What Is a Pro Forma Invoice?
A pro forma invoice is a preliminary bill of sale sent to buyers in advance of a shipment or delivery of goods. The invoice will typically describe the purchased items and other important information such as the shipping weight and transport charges. Pro forma, Latin for “as a matter of form” or “for the sake of form,” invoices often come into play with international transactions, especially for customs purposes on imports.
- Most pro forma invoices provide the buyer with a precise sale price.
- No guidelines are dictating the exact presentation or format of a pro forma invoice
- A pro forma invoice requires only enough information to allow customs to determine the duties needed from a general examination of the included goods.
Pro Forma Invoice Explained
A pro forma invoice differs from a simple price quotation because it is a binding agreement, although the terms of sale are subject to change. Businesses in virtually all industries use pro forma invoices to satisfy their internal purchasing-approval process. Pro forma invoices streamline the sales process by eliminating additional back-and-forth after a sale goes through, as all terms have been agreed to upfront.
Most pro forma invoices provide the buyer with a precise sale price. It includes an estimate of any commissions or fees, such as applicable taxes or shipping costs. Although the pro forma invoice may be subject to change, it represents a good faith estimate to avoid exposing the buyer to any unexpected and significant charges once the transaction is final.
A firm may send a pro forma invoice before shipping any agreed-upon deliverables or along with the shipped items. While it does contain exact cost, details associated with the sale, it is not an official demand for payment. No guidelines are dictating the exact presentation or format of a pro forma invoice, and it may or may not resemble other commercial invoices.

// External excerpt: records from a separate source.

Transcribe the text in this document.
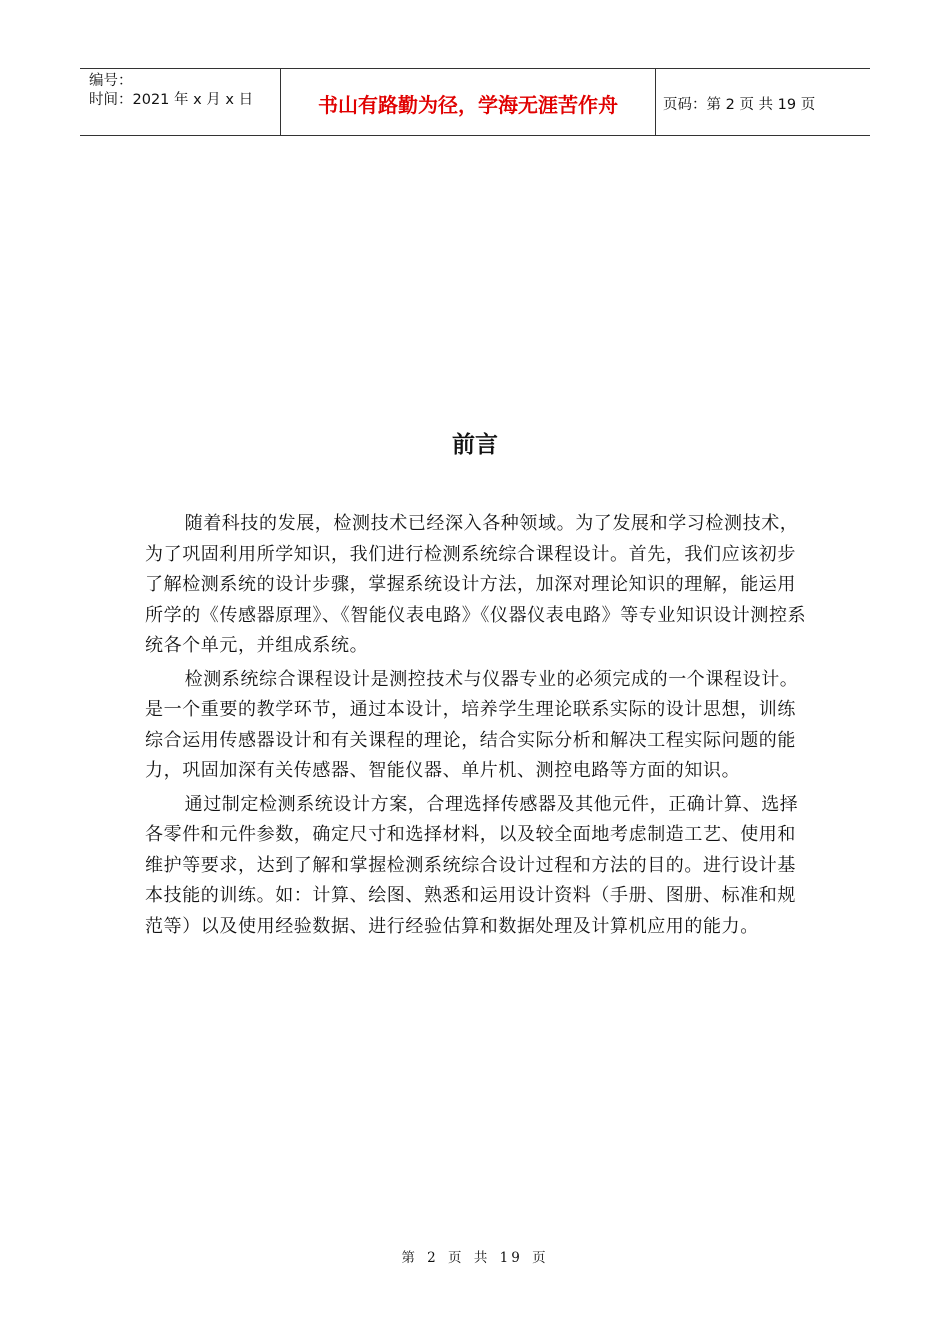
编号：
时间：2021 年 x 月 x 日	书山有路勤为径，学海无涯苦作舟	页码：第 2 页 共 19 页
前言

随着科技的发展，检测技术已经深入各种领域。为了发展和学习检测技术，为了巩固利用所学知识，我们进行检测系统综合课程设计。首先，我们应该初步了解检测系统的设计步骤，掌握系统设计方法，加深对理论知识的理解，能运用所学的《传感器原理》、《智能仪表电路》《仪器仪表电路》等专业知识设计测控系统各个单元，并组成系统。

检测系统综合课程设计是测控技术与仪器专业的必须完成的一个课程设计。是一个重要的教学环节，通过本设计，培养学生理论联系实际的设计思想，训练综合运用传感器设计和有关课程的理论，结合实际分析和解决工程实际问题的能力，巩固加深有关传感器、智能仪器、单片机、测控电路等方面的知识。

通过制定检测系统设计方案，合理选择传感器及其他元件，正确计算、选择各零件和元件参数，确定尺寸和选择材料，以及较全面地考虑制造工艺、使用和维护等要求，达到了解和掌握检测系统综合设计过程和方法的目的。进行设计基本技能的训练。如：计算、绘图、熟悉和运用设计资料（手册、图册、标准和规范等）以及使用经验数据、进行经验估算和数据处理及计算机应用的能力。

第 2 页 共 19 页
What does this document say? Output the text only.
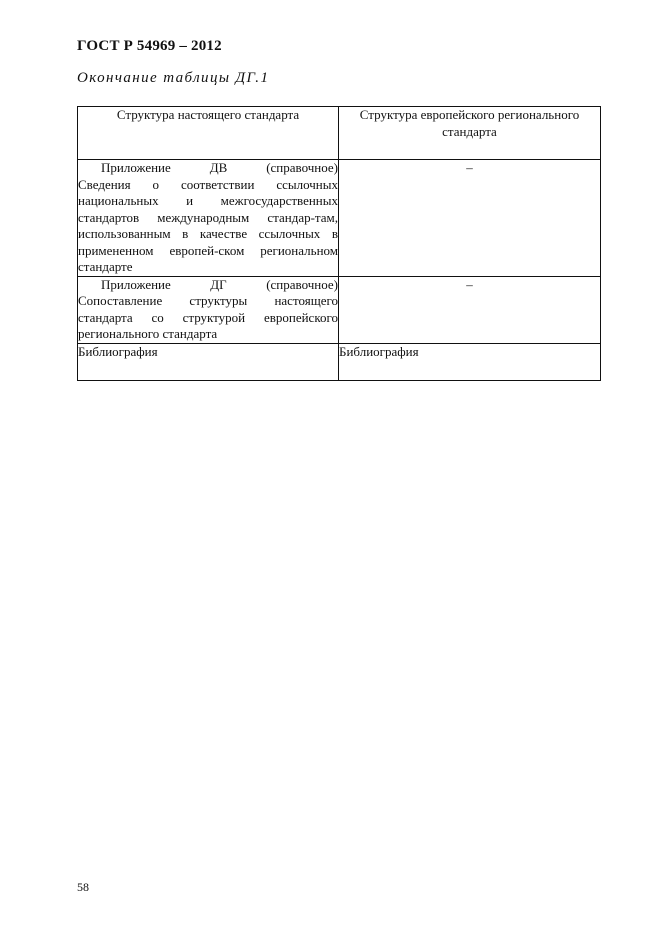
ГОСТ Р 54969 – 2012
Окончание таблицы ДГ.1
Структура настоящего стандарта	Структура европейского регионального стандарта

Приложение ДВ (справочное)
Сведения о соответствии ссылочных национальных и межгосударственных стандартов международным стандар-там, использованным в качестве ссылочных в примененном европей-ском региональном стандарте	–

Приложение ДГ (справочное)
Сопоставление структуры настоящего стандарта со структурой европейского регионального стандарта	–
Библиография	Библиография
58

Commercial and Pro Forma Invoices, and U.S. Customs
Specific documentation is required before goods can pass through customs in the United States. A traditional commercial invoice must list substantial information such as the buyer and the seller, a description of the goods, the quantity, the value for all the shipped items, and the location of the purchase.
A pro forma invoice requires only enough information to allow customs to determine the duties needed from a general examination of the included goods. If a firm uses a pro forma invoice for customs, it must present a commercial invoice within 120 days.
Real-World Example of a Pro Forma Invoice
If the parties have already completed a sale, a commercial invoice records it. If the transaction has not yet occurred, the selling firm may use a pro forma invoice. A firm may also use a pro forma invoice if the sales contract's terms specify that full payment is not due until the buyer receives certain goods.
For example, a bakery customer might agree to the price of a cake on the pro forma invoice, and the baker will deliver the cake once it is ready. The customer will pay when the invoice is received. The final invoice amount will be the same or close to the amount on the pro forma invoice.